Sustainable development
Meeting the needs of today without harming the ability of future generations to meet their own needs.
Life cycle assessment
An evaluation of the environmental impact of a product across raw materials, manufacture, use and disposal.
Phytomining
Extracting metals from low-grade ores by growing plants that absorb metal compounds, then burning them.
Bioleaching
Using bacteria to produce a leachate solution containing metal compounds from low-grade ore.
Haber process
The industrial reaction of nitrogen and hydrogen over an iron catalyst to make ammonia, NH3.
Corrosion
The destruction of a material by chemical reaction with substances in its environment, such as rusting.
Sacrificial protection
Protecting a metal by attaching a more reactive metal that corrodes in its place.
Alloy
A mixture of a metal with one or more other elements, usually harder than the pure metal.
Composite
A material made of fibres or fragments of one material held within a matrix of another.

Exam technique

Quick check
Why is a temperature of about 450 degrees Celsius used in the Haber process rather than a much lower temperature?
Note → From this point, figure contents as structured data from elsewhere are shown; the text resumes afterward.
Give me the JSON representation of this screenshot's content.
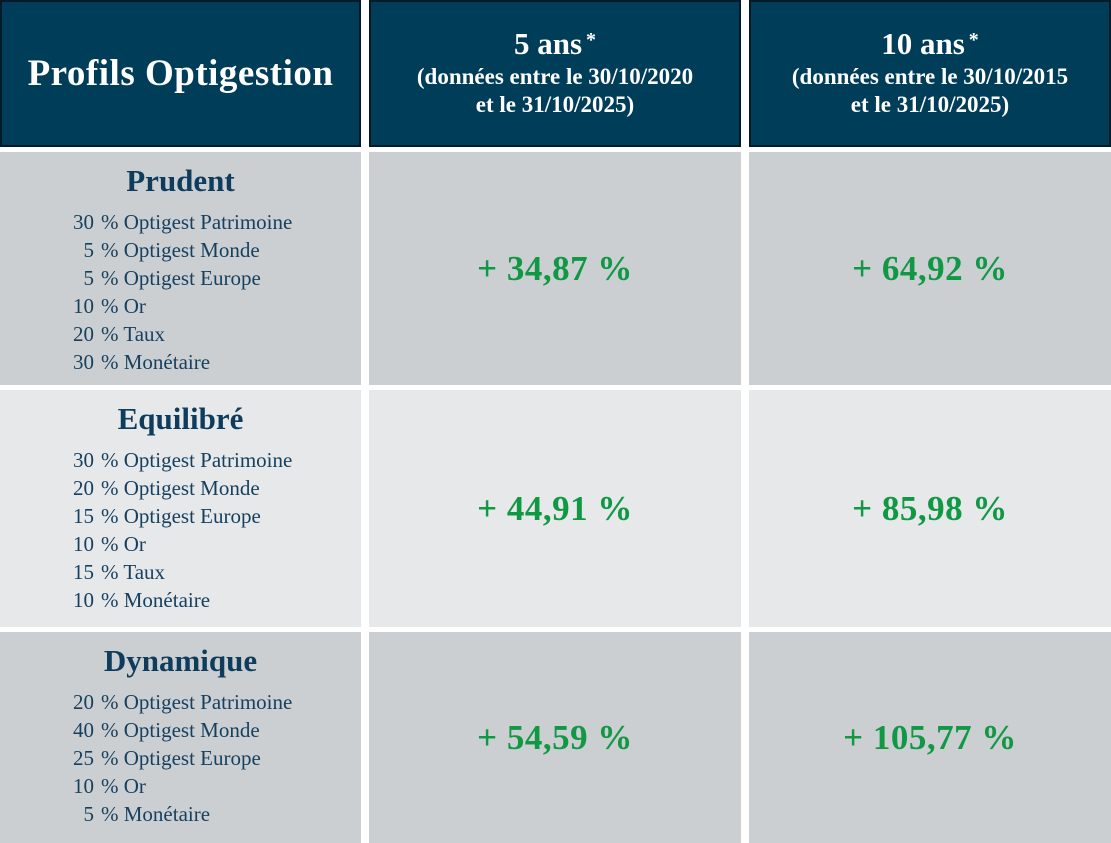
{
  "colors": {
    "header_bg": "#003d59",
    "header_border": "#041a28",
    "row_shade_dark": "#cccfd2",
    "row_shade_light": "#e7e8ea",
    "navy_text": "#16405f",
    "value_green": "#109845"
  },
  "header": {
    "profiles_title": "Profils Optigestion",
    "col_5y": {
      "title": "5 ans",
      "asterisk": "*",
      "subtitle_line1": "(données entre le 30/10/2020",
      "subtitle_line2": "et le 31/10/2025)"
    },
    "col_10y": {
      "title": "10 ans",
      "asterisk": "*",
      "subtitle_line1": "(données entre le 30/10/2015",
      "subtitle_line2": "et le 31/10/2025)"
    }
  },
  "rows": [
    {
      "name": "Prudent",
      "allocations": [
        {
          "pct": "30",
          "label": "Optigest Patrimoine"
        },
        {
          "pct": "5",
          "label": "Optigest Monde"
        },
        {
          "pct": "5",
          "label": "Optigest Europe"
        },
        {
          "pct": "10",
          "label": "Or"
        },
        {
          "pct": "20",
          "label": "Taux"
        },
        {
          "pct": "30",
          "label": "Monétaire"
        }
      ],
      "value_5y": "+ 34,87 %",
      "value_10y": "+ 64,92 %"
    },
    {
      "name": "Equilibré",
      "allocations": [
        {
          "pct": "30",
          "label": "Optigest Patrimoine"
        },
        {
          "pct": "20",
          "label": "Optigest Monde"
        },
        {
          "pct": "15",
          "label": "Optigest Europe"
        },
        {
          "pct": "10",
          "label": "Or"
        },
        {
          "pct": "15",
          "label": "Taux"
        },
        {
          "pct": "10",
          "label": "Monétaire"
        }
      ],
      "value_5y": "+ 44,91 %",
      "value_10y": "+ 85,98 %"
    },
    {
      "name": "Dynamique",
      "allocations": [
        {
          "pct": "20",
          "label": "Optigest Patrimoine"
        },
        {
          "pct": "40",
          "label": "Optigest Monde"
        },
        {
          "pct": "25",
          "label": "Optigest Europe"
        },
        {
          "pct": "10",
          "label": "Or"
        },
        {
          "pct": "5",
          "label": "Monétaire"
        }
      ],
      "value_5y": "+ 54,59 %",
      "value_10y": "+ 105,77 %"
    }
  ],
  "chart_data": {
    "type": "table",
    "title": "Profils Optigestion",
    "columns": [
      "Profils Optigestion",
      "5 ans * (données entre le 30/10/2020 et le 31/10/2025)",
      "10 ans * (données entre le 30/10/2015 et le 31/10/2025)"
    ],
    "series": [
      {
        "name": "Prudent",
        "perf_5y_pct": 34.87,
        "perf_10y_pct": 64.92,
        "allocation_pct": {
          "Optigest Patrimoine": 30,
          "Optigest Monde": 5,
          "Optigest Europe": 5,
          "Or": 10,
          "Taux": 20,
          "Monétaire": 30
        }
      },
      {
        "name": "Equilibré",
        "perf_5y_pct": 44.91,
        "perf_10y_pct": 85.98,
        "allocation_pct": {
          "Optigest Patrimoine": 30,
          "Optigest Monde": 20,
          "Optigest Europe": 15,
          "Or": 10,
          "Taux": 15,
          "Monétaire": 10
        }
      },
      {
        "name": "Dynamique",
        "perf_5y_pct": 54.59,
        "perf_10y_pct": 105.77,
        "allocation_pct": {
          "Optigest Patrimoine": 20,
          "Optigest Monde": 40,
          "Optigest Europe": 25,
          "Or": 10,
          "Monétaire": 5
        }
      }
    ]
  }
}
  1. A lower temperature would stop the reaction completely
  2. A lower temperature would give a higher yield but the reaction would be too slow
  3. A higher yield is always wanted regardless of speed
  4. Temperature has no effect on the rate of the reaction
Show answer
Answer: A LOWER TEMPERATURE WOULD GIVE A HIGHER YIELD BUT THE REACTION WOULD BE TOO SLOW. The forward reaction is exothermic, so a lower temperature would shift the equilibrium to make more ammonia, but the rate would be too slow to be useful. The chosen temperature is a compromise between an acceptable yield and a fast enough rate.